Please I need your help.

With regular expressions in SQL Server 2005 i get the house number of a postal address. Everything works ok. But I have problems with some directions.

For example, I have the address Florecita Terrace 1746-B floor 3 , the number of home you get is 1746-B , but the same address can be written as follows: Florecita Terrace 1746 B floor 3 and in this direction get the house number 1746 and lose the letter B because it is separate, not united as before by "-"

What I have to change my query to obtain 1746 B ?
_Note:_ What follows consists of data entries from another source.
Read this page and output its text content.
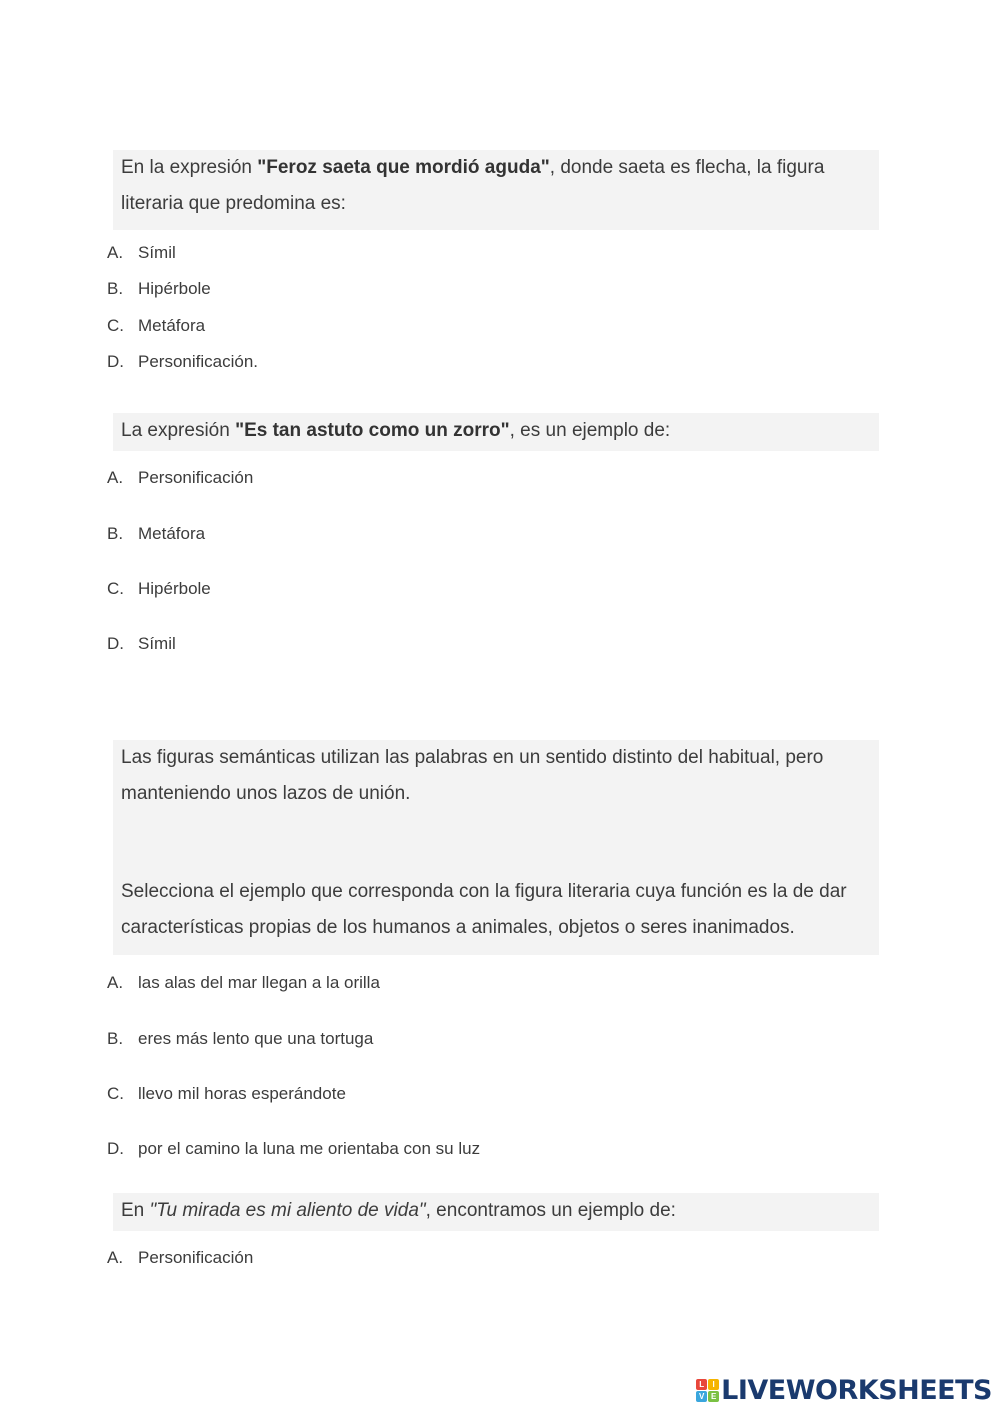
En la expresión "Feroz saeta que mordió aguda", donde saeta es flecha, la figura literaria que predomina es:
A. Símil
B. Hipérbole
C. Metáfora
D. Personificación.
La expresión "Es tan astuto como un zorro", es un ejemplo de:
A. Personificación
B. Metáfora
C. Hipérbole
D. Símil
Las figuras semánticas utilizan las palabras en un sentido distinto del habitual, pero manteniendo unos lazos de unión.
Selecciona el ejemplo que corresponda con la figura literaria cuya función es la de dar características propias de los humanos a animales, objetos o seres inanimados.
A. las alas del mar llegan a la orilla
B. eres más lento que una tortuga
C. llevo mil horas esperándote
D. por el camino la luna me orientaba con su luz
En "Tu mirada es mi aliento de vida", encontramos un ejemplo de:
A. Personificación
L	I
V E LIVEWORKSHEETS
This get (the house number):

Florecita Terrace 1746 B floor 3 | **1746**

This need to get (the house number):

Florecita Terrace 1746 B floor 3 | **1746 B**

This is the query I use:

declare @address table (address varchar(100))
insert into @address
    select 'Florecita Terrace 1746 B floor 3' union
    select 'Florecita Terrace 1746-B blablabla' union
    select 'Street Flor 4141' 

select  
     address,
     --patindex('%[0-9]%', address) as 'start',
     --charindex(space(1), address + space(1), patindex('%[0-9]%', address)) - (patindex('%[0-9]%', address)) as 'length',
    case 
        when patindex('%[^0-9]%' , address) > 0
                then substring(address, patindex('%[0-9]%', address), charindex(space(1), address + space(1), patindex('%[0-9]%', address)) - 
                                (patindex('%[0-9]%', address)))
        else address
    end as 'numeric'
from @address

Thank you very much for your help!

Answer 1

You can get SQL Server to use full-featured regular expressions if you enable CLR and add a .NET CLR assembly that creates a wrapper for the .NET Regular Expression procedures. A good example that you don't have to build for yourself in Visual Studio can be found here .

Answer 2

declare @address table (address varchar(100))
insert into @address
    select 'Florecita Terrace 1746 B floor 3' union
    select 'Florecita Terrace 1746-B blablabla' union
    select 'Street Flor 4141' 

select  
     address,
     --patindex('%[0-9]%', address) as 'start',
     --charindex(space(1), address + space(1), patindex('%[0-9]%', address)) - (patindex('%[0-9]%', address)) as 'length',
    case 
        when patindex('%[^0-9]%' , address) > 0
                then substring(address, patindex('%[0-9]%', address), charindex(space(1), address + space(1), patindex('%[0-9]%', address)) +(case when address not like ('%-%') then 2 else 1 end) - 
                                (patindex('%[0-9]%', address)))
        else address
    end as 'numeric'
from @address